Abstract

Particulate fluxes investigated in the central South China Sea (SCS) during 1993–1996 indicate that opal flux can be used to show primary productivity change, which provides a foundation for tracing the evolutionary relationship between the surface productivity and East Asian monsoon in the SCS during the late Quaternary glacial and interglacial periods. Based on the studies of opal % and their mass accumulation rates (MAR) at the six sites recovered from the SCS during the “Resolution” ODP Leg 184 and “Sonne” 95 cruise of the Sino-Germany cooperation, opal % and their MARs increased evidently in the northern sites since 470–900 ka, and they enhanced and reduced, respectively, during the glacial and interglacial periods. Whereas they increased obviously in the southern sites since 420–450 ka, and they augmented and declined, respectively, during the interglacial and glacial periods.
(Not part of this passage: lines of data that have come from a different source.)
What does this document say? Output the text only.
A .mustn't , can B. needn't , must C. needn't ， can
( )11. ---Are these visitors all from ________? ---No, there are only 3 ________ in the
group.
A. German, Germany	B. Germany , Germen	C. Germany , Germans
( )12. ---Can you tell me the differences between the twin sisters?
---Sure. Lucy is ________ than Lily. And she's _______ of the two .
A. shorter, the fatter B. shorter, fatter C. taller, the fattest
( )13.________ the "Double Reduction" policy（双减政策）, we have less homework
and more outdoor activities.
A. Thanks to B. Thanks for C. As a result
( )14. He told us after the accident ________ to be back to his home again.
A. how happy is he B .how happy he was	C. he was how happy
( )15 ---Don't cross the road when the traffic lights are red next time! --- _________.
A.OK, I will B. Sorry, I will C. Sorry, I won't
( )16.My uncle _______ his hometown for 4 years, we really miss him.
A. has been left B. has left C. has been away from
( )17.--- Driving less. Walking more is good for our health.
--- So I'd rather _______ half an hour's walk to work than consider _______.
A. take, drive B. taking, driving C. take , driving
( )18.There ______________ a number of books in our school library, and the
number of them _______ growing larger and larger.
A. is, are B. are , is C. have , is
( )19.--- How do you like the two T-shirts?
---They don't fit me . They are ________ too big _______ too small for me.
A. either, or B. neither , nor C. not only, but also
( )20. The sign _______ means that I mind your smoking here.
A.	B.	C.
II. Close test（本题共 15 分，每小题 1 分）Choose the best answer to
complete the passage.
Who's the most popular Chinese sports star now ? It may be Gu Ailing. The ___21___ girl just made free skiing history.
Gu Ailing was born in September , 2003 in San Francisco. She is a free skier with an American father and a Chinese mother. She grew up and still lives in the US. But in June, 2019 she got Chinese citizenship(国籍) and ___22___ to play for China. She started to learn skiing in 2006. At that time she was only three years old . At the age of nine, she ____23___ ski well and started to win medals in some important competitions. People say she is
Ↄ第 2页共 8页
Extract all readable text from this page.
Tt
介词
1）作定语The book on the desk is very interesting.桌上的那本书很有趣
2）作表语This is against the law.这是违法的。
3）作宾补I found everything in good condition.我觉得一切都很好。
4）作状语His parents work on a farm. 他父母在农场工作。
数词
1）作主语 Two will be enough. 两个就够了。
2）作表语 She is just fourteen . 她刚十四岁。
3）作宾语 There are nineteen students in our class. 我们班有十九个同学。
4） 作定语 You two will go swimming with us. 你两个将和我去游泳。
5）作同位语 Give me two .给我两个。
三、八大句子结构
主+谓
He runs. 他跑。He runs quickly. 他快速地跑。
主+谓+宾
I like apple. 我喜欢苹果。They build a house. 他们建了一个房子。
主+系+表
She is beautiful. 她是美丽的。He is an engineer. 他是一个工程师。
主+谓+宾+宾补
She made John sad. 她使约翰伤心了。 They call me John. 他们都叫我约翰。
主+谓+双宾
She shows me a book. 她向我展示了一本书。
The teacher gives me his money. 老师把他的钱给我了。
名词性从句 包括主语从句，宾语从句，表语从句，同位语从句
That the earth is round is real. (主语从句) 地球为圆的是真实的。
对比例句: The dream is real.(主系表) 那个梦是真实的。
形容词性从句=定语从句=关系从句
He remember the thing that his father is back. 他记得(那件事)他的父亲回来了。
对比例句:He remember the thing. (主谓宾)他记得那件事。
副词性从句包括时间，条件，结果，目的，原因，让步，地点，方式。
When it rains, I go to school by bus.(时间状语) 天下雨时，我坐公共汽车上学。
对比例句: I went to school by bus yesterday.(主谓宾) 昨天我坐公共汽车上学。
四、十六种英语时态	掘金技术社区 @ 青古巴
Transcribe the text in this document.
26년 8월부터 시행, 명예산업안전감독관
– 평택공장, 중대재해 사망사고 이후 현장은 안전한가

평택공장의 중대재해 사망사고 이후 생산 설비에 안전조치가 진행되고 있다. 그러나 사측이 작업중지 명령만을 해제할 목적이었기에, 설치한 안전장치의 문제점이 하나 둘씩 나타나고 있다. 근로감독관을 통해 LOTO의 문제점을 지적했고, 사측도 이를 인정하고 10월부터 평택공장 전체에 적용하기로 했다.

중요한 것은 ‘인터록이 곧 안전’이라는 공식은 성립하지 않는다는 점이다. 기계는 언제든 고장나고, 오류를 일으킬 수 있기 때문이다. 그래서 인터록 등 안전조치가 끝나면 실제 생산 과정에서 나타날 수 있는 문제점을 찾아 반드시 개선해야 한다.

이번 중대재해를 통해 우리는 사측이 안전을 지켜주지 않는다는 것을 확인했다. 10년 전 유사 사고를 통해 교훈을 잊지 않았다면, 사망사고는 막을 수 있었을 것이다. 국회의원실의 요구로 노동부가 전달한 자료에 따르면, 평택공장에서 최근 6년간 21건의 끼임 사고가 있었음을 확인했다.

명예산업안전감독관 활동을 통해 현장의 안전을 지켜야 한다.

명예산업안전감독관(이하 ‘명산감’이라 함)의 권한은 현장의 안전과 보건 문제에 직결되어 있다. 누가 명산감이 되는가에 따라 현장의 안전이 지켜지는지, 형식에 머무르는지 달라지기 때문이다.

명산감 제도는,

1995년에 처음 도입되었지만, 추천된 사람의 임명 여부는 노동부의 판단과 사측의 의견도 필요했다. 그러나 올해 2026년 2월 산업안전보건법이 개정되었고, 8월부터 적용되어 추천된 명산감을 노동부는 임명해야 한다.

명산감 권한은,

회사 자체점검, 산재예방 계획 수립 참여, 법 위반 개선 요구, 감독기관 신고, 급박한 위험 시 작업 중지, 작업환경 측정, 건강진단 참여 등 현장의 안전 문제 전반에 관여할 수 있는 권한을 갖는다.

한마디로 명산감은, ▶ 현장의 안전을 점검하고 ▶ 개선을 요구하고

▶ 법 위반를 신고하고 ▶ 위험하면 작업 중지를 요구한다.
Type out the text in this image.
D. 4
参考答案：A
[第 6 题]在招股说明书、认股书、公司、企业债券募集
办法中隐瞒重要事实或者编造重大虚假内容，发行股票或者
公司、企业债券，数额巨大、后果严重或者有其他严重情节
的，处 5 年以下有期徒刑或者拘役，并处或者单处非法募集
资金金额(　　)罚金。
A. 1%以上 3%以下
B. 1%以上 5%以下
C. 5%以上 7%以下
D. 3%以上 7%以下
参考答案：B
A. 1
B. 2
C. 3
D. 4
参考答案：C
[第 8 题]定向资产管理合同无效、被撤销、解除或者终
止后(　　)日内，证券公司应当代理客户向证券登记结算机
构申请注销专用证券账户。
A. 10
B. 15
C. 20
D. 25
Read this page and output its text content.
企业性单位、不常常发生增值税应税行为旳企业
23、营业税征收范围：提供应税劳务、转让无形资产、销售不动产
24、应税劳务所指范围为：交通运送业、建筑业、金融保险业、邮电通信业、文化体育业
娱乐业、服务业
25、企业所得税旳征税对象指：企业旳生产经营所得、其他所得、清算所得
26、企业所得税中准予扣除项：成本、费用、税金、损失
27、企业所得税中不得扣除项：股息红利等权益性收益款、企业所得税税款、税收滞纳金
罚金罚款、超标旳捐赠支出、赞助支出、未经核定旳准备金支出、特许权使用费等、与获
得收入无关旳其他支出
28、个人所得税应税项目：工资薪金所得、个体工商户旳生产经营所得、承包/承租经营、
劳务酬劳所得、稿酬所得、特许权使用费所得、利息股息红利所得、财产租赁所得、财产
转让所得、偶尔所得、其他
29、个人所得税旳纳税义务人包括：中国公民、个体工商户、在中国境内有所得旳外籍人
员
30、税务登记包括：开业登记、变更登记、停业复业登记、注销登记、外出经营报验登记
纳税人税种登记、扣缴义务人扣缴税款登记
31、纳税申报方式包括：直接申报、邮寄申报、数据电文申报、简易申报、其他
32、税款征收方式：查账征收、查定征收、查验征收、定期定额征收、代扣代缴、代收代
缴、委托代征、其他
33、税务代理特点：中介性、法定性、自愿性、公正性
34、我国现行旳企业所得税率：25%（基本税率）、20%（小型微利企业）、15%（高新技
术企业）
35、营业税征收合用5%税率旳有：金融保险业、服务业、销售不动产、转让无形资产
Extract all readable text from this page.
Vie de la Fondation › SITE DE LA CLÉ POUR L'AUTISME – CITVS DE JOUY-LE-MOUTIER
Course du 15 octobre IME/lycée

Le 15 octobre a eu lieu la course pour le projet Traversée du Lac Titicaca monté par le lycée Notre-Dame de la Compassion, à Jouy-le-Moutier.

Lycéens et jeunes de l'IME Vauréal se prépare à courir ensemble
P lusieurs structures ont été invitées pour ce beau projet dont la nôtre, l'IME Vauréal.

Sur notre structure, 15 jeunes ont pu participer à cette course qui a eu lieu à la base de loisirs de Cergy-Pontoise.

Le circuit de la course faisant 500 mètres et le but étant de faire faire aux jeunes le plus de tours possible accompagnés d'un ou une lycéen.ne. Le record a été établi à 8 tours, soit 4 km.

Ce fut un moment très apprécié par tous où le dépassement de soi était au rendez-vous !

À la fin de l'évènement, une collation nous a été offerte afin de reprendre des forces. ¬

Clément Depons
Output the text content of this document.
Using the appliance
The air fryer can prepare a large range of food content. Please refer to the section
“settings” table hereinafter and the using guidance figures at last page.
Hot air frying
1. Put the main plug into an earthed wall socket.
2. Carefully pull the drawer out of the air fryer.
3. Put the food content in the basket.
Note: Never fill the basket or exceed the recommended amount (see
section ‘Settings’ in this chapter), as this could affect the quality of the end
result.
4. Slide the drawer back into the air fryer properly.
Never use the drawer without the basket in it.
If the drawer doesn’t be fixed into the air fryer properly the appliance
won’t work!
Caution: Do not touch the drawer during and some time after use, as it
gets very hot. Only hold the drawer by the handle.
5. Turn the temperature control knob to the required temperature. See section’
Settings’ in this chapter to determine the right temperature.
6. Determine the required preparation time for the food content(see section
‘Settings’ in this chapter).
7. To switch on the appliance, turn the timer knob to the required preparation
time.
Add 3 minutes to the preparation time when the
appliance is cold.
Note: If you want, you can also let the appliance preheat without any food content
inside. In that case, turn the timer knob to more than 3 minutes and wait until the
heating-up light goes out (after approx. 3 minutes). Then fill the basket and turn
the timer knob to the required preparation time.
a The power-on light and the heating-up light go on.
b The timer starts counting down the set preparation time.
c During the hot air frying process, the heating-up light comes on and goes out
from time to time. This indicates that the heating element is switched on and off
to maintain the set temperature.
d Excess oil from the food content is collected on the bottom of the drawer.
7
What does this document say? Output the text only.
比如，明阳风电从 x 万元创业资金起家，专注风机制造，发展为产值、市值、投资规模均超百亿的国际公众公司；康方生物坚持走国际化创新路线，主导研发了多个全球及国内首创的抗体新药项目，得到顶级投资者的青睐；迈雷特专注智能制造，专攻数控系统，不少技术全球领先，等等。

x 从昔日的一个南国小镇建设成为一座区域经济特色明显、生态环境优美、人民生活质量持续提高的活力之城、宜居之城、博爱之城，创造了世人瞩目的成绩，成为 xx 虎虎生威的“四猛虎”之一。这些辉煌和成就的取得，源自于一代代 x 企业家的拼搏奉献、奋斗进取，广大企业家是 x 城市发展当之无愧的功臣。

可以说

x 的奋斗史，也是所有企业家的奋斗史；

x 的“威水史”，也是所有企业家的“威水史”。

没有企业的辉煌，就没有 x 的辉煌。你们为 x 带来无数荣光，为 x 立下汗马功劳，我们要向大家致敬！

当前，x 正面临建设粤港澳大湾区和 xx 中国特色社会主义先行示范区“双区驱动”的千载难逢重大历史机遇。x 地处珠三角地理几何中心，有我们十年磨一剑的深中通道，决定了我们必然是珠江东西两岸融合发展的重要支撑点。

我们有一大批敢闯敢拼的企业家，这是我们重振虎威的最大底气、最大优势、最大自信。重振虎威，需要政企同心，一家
The variability in opal % and their MARs in the late Quaternary glacial cyclicity indicate the “seesaw” pattern of surface productivity in the SCS. The winter monsoon intensified during the glacial periods, surface productivity increased and decreased, respectively, in the northern and southern SCS. The summer monsoon strengthened during the interglacial periods, surface productivity increased and decreased, respectively, in the southern and northern SCS. The cross spectral analyses between the opal % in the northern and southern SCS during the Quaternary and global ice volume (δ 18O) and orbital forcing (ETP) indicate that the East Asian winter and summer monsoons could be ascribed to the different drive mechanisms. On the orbital time scale, the global ice volume change could be a dominant factor for the winter monsoon intension and temporal variations. As compared with the winter monsoon, the correlative summer solar radiation with the obliquity and precession in the Northern Hemisphere could be a mostly controlling factor for the summer monsoon intension and temporal variations.